Читаем Аплодисменты полностью

«Значит, я вру? Значит, ты этого „не гаварив“? Тогда зачем ты свой пиджак топтал в песке и рубашку разорвал в клочья? А? Или этого тоже не было? Ну?!»

«Не, ето було… што було, то було. Я человек честный. Я до тибя по ласке, з усею душою… а ты надо мной смеялася! Як же мне було? Тибя бить? Ще рано, ще ты мне не жена… ну я и давай себя рвать на куски…»

Это так похоже на моего папу. Сначала признался в любви, а потом ему показалось, что он «дал слабину». Мама от неожиданного его предложения рассмеялась, и папочка мой «пош-шел».

«Знаешь, Валя, может, тогда и надо было мне от него отойти, но куда? У мамы моей мрак. А ко мне никто в жизни так не относился, а я уже привыкла, что есть Марк. Потом изучила его характер, обходила углы, чуяла откуда ветер. Всю жизнь как на бочке с порохом. А мама с тетей Лидой еще ничего тогда не знали. Потом узнали… в школу ходить перестала…»

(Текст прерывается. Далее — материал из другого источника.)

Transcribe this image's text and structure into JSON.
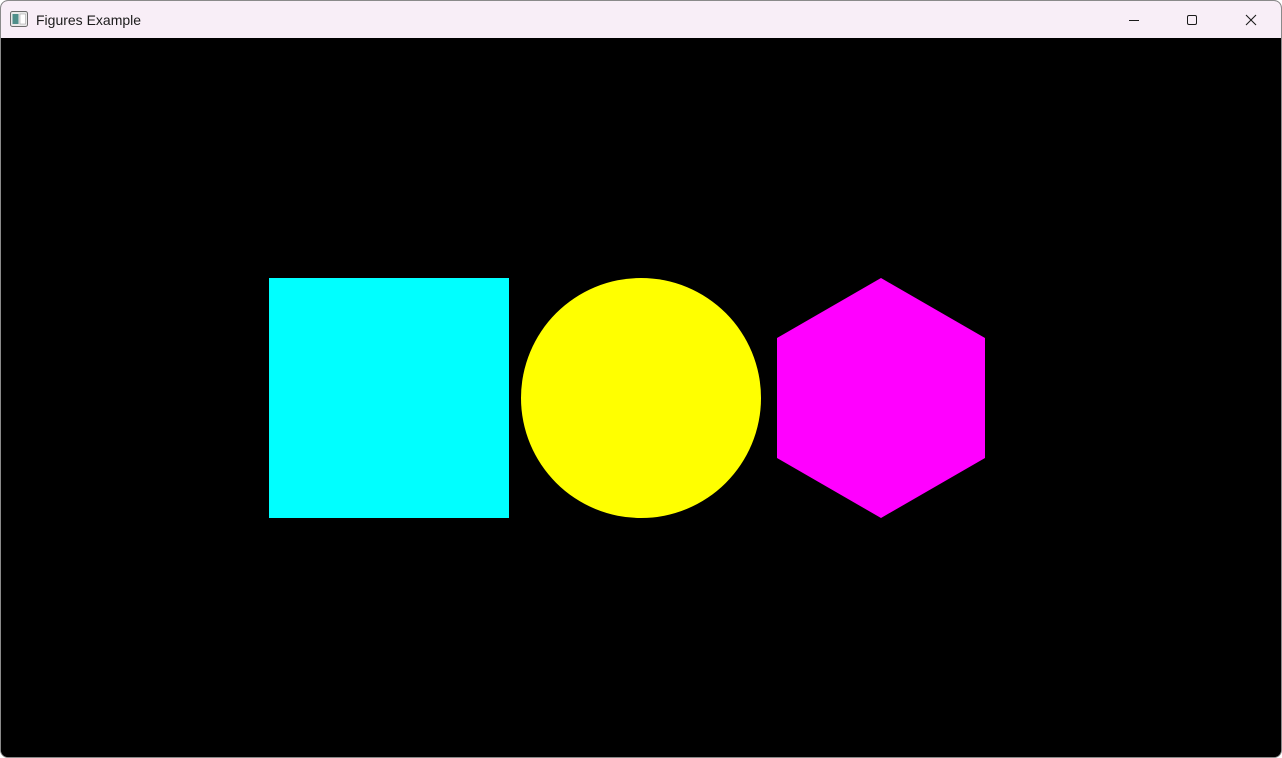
{
  "window": {
    "title": "Figures Example",
    "titlebar_color": "#f8eef7"
  },
  "icons": {
    "app": "app-window-icon",
    "minimize": "minimize-icon",
    "maximize": "maximize-icon",
    "close": "close-icon"
  },
  "canvas": {
    "background": "#000000",
    "figures": [
      {
        "shape": "square",
        "color": "#00ffff"
      },
      {
        "shape": "circle",
        "color": "#ffff00"
      },
      {
        "shape": "hexagon",
        "color": "#ff00ff"
      }
    ]
  }
}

«Мы с бабушкой Таней узнаем, что наша Леля в Чугуеве вышла замуж! — рассказывала тетя Лида. — Наша Леля — замуж! Бабушка Таня об этом и слышать не хотела: „… Ему бы в пару какую-нибудь кухарчонку!.. Какой-то подлечу га, провокатор, какой-то недоброкачественный мужичонка хочет увести нашу Лелю! Не бывать этому!“» А я Лельку боялась — она меня линейкой била. Все выпытывала — что у нас дома… А Марка я любила, храпчика нашего… Сколько он мне конфет покупал, объедалась, а дома мама не знала, что я у Лельки бываю. И я, понимаешь, ребенок, все рассказала Леле и Марку…

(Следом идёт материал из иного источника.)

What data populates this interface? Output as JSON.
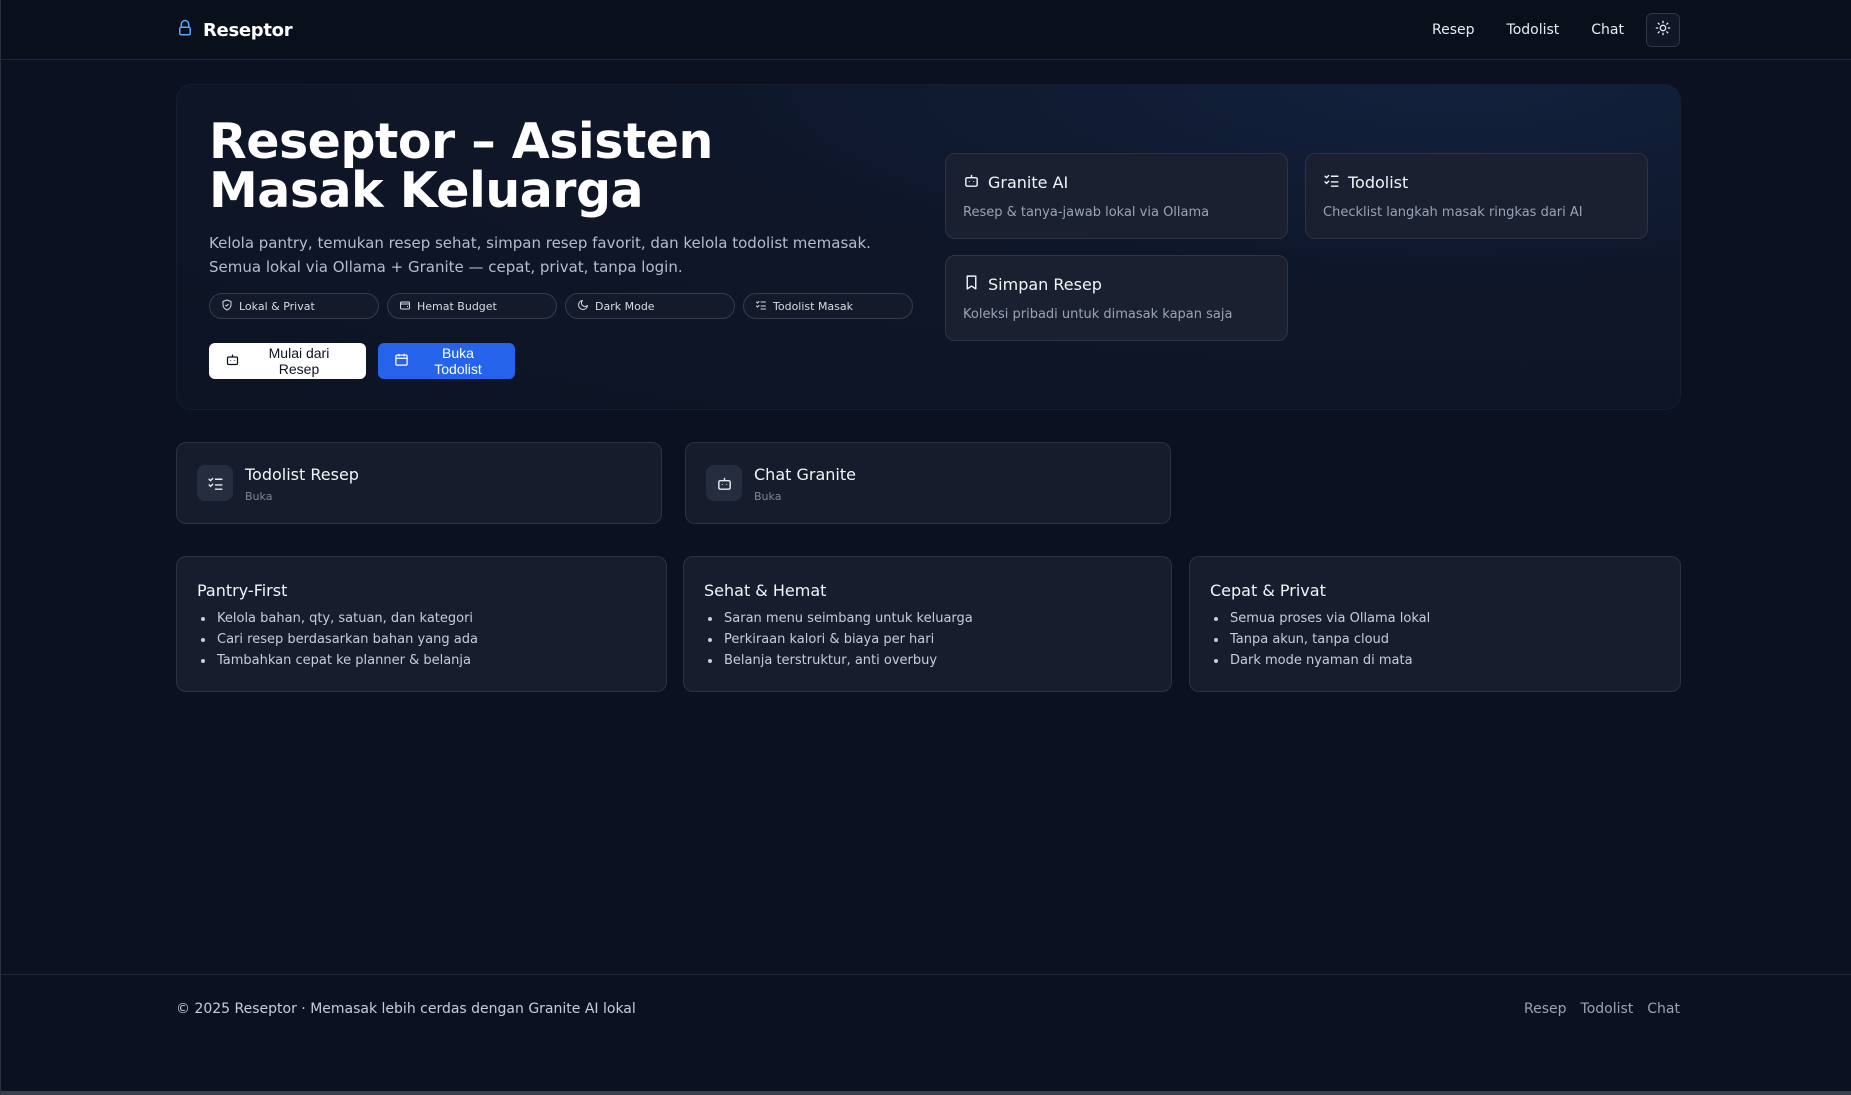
{
  "app": {
    "name": "Reseptor"
  },
  "nav": {
    "items": [
      "Resep",
      "Todolist",
      "Chat"
    ],
    "theme_icon": "sun-icon"
  },
  "hero": {
    "title": "Reseptor – Asisten Masak Keluarga",
    "subtitle": "Kelola pantry, temukan resep sehat, simpan resep favorit, dan kelola todolist memasak. Semua lokal via Ollama + Granite — cepat, privat, tanpa login.",
    "chips": [
      {
        "label": "Lokal & Privat",
        "icon": "shield-icon"
      },
      {
        "label": "Hemat Budget",
        "icon": "wallet-icon"
      },
      {
        "label": "Dark Mode",
        "icon": "moon-icon"
      },
      {
        "label": "Todolist Masak",
        "icon": "list-checks-icon"
      }
    ],
    "primary_button": "Mulai dari Resep",
    "secondary_button": "Buka Todolist",
    "features": [
      {
        "title": "Granite AI",
        "desc": "Resep & tanya-jawab lokal via Ollama",
        "icon": "bot-icon"
      },
      {
        "title": "Todolist",
        "desc": "Checklist langkah masak ringkas dari AI",
        "icon": "list-checks-icon"
      },
      {
        "title": "Simpan Resep",
        "desc": "Koleksi pribadi untuk dimasak kapan saja",
        "icon": "bookmark-icon"
      }
    ]
  },
  "quick_links": [
    {
      "title": "Todolist Resep",
      "sub": "Buka",
      "icon": "list-checks-icon"
    },
    {
      "title": "Chat Granite",
      "sub": "Buka",
      "icon": "bot-icon"
    }
  ],
  "info_cards": [
    {
      "title": "Pantry-First",
      "items": [
        "Kelola bahan, qty, satuan, dan kategori",
        "Cari resep berdasarkan bahan yang ada",
        "Tambahkan cepat ke planner & belanja"
      ]
    },
    {
      "title": "Sehat & Hemat",
      "items": [
        "Saran menu seimbang untuk keluarga",
        "Perkiraan kalori & biaya per hari",
        "Belanja terstruktur, anti overbuy"
      ]
    },
    {
      "title": "Cepat & Privat",
      "items": [
        "Semua proses via Ollama lokal",
        "Tanpa akun, tanpa cloud",
        "Dark mode nyaman di mata"
      ]
    }
  ],
  "footer": {
    "text": "© 2025 Reseptor · Memasak lebih cerdas dengan Granite AI lokal",
    "links": [
      "Resep",
      "Todolist",
      "Chat"
    ]
  },
  "colors": {
    "accent": "#2563eb",
    "background": "#0c1121",
    "brand_icon": "#60a5fa"
  }
}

Тетя Лида рассказала папе, что бабушка с сыновьями придут «забирать» Лелю, поэтому папа их поджидал. Но бабушка не пришла. Она это считала ниже своего достоинства и все поручила сыновьям.

«Я усе зделав честь по чести. Стол накрыв, словум, як будущих родичей жду… Идуть… Увидели стол и осеклися. И Леля стоить влыбается — нима к чему придраться. Сели за стол. Я Лелю з собой усадив… Ну, значала усе було, як положено. Браты ети пьют, едять, разговаривають, а на меня никакога внимания, и близко не смотрять. Ну, думаю, держися, Марк. А як подвыпили, тут они и давай мне уголы вставлять. Што мы з Лелюю не пара, што она ще молодая и… поехали, дальший и дальший. А потом мне етый… ну, Борис, гаварить: „Вы поймите, уважаемый, вы не того поля ягода“. Ета я, значить, не з ихнега. Тут на мне усе затрусилося, у глазах враз темно. Но я точно поняв, што справлюся з усеми. Уся ета симоновщина росточка небольшога. Для начала я перевернув стол, узяв момент. А браты, пока што да як, — глазами блысь-блысь — я одного по башловке, другога выспитком, третяга по загривку — знай Марка, симановщина! Я када рассержуся — о-о! Тада мне хоп хрен по диревни — ничегинька не боюся… режь-жги меня, ничего не чую — лезу уперед! Да-а… А четвертага нима… Больший усех гаварив, и нима… Ета ж симановщина только на язык гострая, а як до дела… та што там гаварить. Одним словум атбайлы… Леля з Лидкою плачуть — не бей Бориса. А Барис етый у шкафи сидить. Вылазь, гаварю, не бойсь. Вылазить, увесь белый, як мел. „Вы, нас, — гаварить, — Марк Гаврилович, пра-астите, если что не так… мы ва-абще не против…“»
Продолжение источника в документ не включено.